Disruption of structural component in heart muscle cells occurs before decline in heart function

The disruption of a structural component in heart muscle cells, which is associated with heart failure, appears to occur even before heart function starts to decline, according to a new study by researchers at the University of Iowa Roy J. and Lucille A. Carver College of Medicine.

The structure is a highly organized network of grooves in heart muscle membrane called T-tubules. This network is essential for transmitting electrical signals to the cell's interior where they are translated into contractions that make the heart beat.
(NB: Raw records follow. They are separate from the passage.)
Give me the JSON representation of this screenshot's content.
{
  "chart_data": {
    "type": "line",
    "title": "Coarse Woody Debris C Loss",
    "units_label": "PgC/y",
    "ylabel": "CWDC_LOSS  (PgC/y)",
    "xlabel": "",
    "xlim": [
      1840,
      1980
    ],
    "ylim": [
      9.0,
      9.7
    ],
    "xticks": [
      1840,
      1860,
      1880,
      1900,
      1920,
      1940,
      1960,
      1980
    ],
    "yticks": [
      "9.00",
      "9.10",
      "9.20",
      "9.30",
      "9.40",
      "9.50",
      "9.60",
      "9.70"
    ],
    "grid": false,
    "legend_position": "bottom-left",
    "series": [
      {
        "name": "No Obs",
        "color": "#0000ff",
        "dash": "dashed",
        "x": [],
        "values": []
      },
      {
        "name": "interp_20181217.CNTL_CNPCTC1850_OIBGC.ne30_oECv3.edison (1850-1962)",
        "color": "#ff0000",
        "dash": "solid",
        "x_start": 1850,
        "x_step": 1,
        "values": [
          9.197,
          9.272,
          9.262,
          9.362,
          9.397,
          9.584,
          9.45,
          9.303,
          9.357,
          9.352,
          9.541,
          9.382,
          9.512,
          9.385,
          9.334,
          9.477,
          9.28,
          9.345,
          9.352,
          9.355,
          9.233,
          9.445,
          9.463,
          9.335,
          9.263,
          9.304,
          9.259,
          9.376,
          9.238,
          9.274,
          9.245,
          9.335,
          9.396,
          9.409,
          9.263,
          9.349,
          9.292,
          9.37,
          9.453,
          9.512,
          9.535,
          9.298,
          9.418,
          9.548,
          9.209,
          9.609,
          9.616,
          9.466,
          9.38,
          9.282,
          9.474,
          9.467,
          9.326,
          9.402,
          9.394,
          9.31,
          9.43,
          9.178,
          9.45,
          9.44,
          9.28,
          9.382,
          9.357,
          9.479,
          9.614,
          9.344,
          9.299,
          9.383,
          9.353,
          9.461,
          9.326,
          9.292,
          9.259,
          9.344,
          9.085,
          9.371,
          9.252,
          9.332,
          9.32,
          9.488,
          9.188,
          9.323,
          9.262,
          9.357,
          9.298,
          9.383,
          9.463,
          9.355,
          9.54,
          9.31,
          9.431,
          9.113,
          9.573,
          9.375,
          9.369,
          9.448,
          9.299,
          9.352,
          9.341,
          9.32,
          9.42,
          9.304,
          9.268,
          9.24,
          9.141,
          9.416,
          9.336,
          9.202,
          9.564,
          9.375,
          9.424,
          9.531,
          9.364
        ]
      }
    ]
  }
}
It was previously known that T-tubules become very disorganized during heart failure. The new study, published in the Aug. 20 issue of the journal Circulation Research, shows that this disorganization starts well before heart failure occurs during a stage known as compensated hypertrophy, when the heart muscle is enlarged but still able to pump a normal amount of blood around the body.

"Although heart function appears normal during compensated hypertrophy, we found that there already is structural damage," said Long-Sheng Song, M.D., senior author of this paper and UI assistant professor of internal medicine. "Our study suggests that things are going wrong very early in the process, and if we could prevent or slow this damage, we might be able to delay the onset of heart failure."

The researchers used a state-of-the-art imaging technique called laser scanning confocal microscope to visualize these structural changes in an animal model of heart failure. The study compared T-tubule structure and heart function at different stages of heart disease and found that the more disorganized the T-tubule network becomes, the worse the heart functions.

Moreover, the researchers found that T-tubule disorganization was also accompanied by a reduction in levels of a molecule called junctophilin-2, which is thought to be involved in formation of T-tubule networks. In cell experiments, loss of this molecule led to reduced T-tubule integrity.

Although the new findings are not ready to be applied in a clinical setting, understanding how T-tubule disruption occurs may lead to new ways to diagnose or treat heart failure.